When choosing a homeschool curriculum, be sure to keep your children’s interests and attention span in mind. As you research homeschool programs, you will find that some follow the traditional five-day-a-week schedule teaching upwards of 6 different subjects each day. Some may offer a four-day-a-week schedule allowing for “Field Trip Fridays” or co-op days and so on. Others may suggest a one-subject-a-day homeschool program providing a deeper look into the subject. But whichever program you choose, it’s important to ensure that you are covering all academics, whether you’re actively present at the kitchen table or not.
Learn How to Delegate
You don’t have to be actively engaged for a solid 3 hours a day with your child’s homeschool curriculum. Learn how to delegate the workload. I’ve found that children respond well to learning curriculum when you give them 15-20 minute blocks for younger children or 30-40 minute blocks for older children to do their work. For example, if your child is learning homeschool math, teach them how to do it, then give them a worksheet or activity to do themselves for an allotted amount of time, then come back and check on them. You can find many free math worksheets on my website.
Teach Them How to Find Information
If you worry your children will miss out on something academically, you’re right. They will. But so will the public school curriculum. While teaching your homeschool curriculum, try to teach your child how to learn and how to find information so that when it’s presented to them, they will pick it up quickly. All curriculum is generally designed to teach basic principles then dive into more depth as the child progresses in his or her schooling. If you somehow missed something early on, no need to stress. Chances are you will come across it in the future and can cover it at that time.

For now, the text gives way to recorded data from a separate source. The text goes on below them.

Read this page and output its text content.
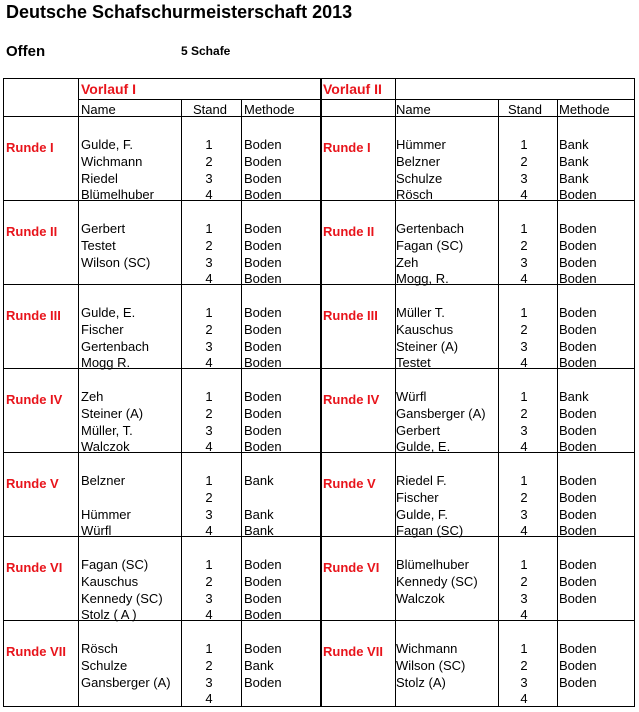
Deutsche Schafschurmeisterschaft 2013
Offen	5 Schafe
Vorlauf I
Name	Stand Methode
Runde I Gulde, F.	1	Boden
Wichmann	2	Boden
Riedel	3	Boden
Blümelhuber	4	Boden
Runde II Gerbert	1	Boden
Testet	2	Boden
Wilson (SC)	3	Boden
4	Boden
Runde III Gulde, E.	1	Boden
Fischer	2	Boden
Gertenbach	3	Boden
Mogg R.	4	Boden
Runde IV Zeh	1	Boden
Steiner (A)	2	Boden
Müller, T.	3	Boden
Walczok	4	Boden
Runde V Belzner	1	Bank
2
Hümmer	3	Bank
Würfl	4	Bank
Runde VI Fagan (SC)	1	Boden
Kauschus	2	Boden
Kennedy (SC)	3	Boden
Stolz ( A )	4	Boden
Runde VII Rösch	1	Boden
Schulze	2	Bank
Gansberger (A)	3	Boden
4
Vorlauf II
Name	Stand Methode
Runde I Hümmer	1	Bank
Belzner	2	Bank
Schulze	3	Bank
Rösch	4	Boden
Runde II Gertenbach	1	Boden
Fagan (SC)	2	Boden
Zeh	3	Boden
Mogg, R.	4	Boden
Runde III Müller T.	1	Boden
Kauschus	2	Boden
Steiner (A)	3	Boden
Testet	4	Boden
Runde IV Würfl	1	Bank
Gansberger (A)	2	Boden
Gerbert	3	Boden
Gulde, E.	4	Boden
Runde V Riedel F.	1	Boden
Fischer	2	Boden
Gulde, F.	3	Boden
Fagan (SC)	4	Boden
Runde VI Blümelhuber	1	Boden
Kennedy (SC)	2	Boden
Walczok	3	Boden
4
Runde VII Wichmann	1	Boden
Wilson (SC)	2	Boden
Stolz (A)	3	Boden
4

Keep the learning interesting. Some work does have to take place at the kitchen table, but try to incorporate some active play in their learning. If teaching homeschool math, spice it up by playing Monopoly to teach counting money, or integrate art into your history lesson. I’ve also found that changing locations of learning keeps children engaged. Test out moving locations throughout your house by starting at the kitchen table for homeschool math, moving to the living room for reading, outside for science, or to the computer for an educational video. You can also find educational games like crossword puzzles on my website to teach subjects like US geography, science, or facts about holidays.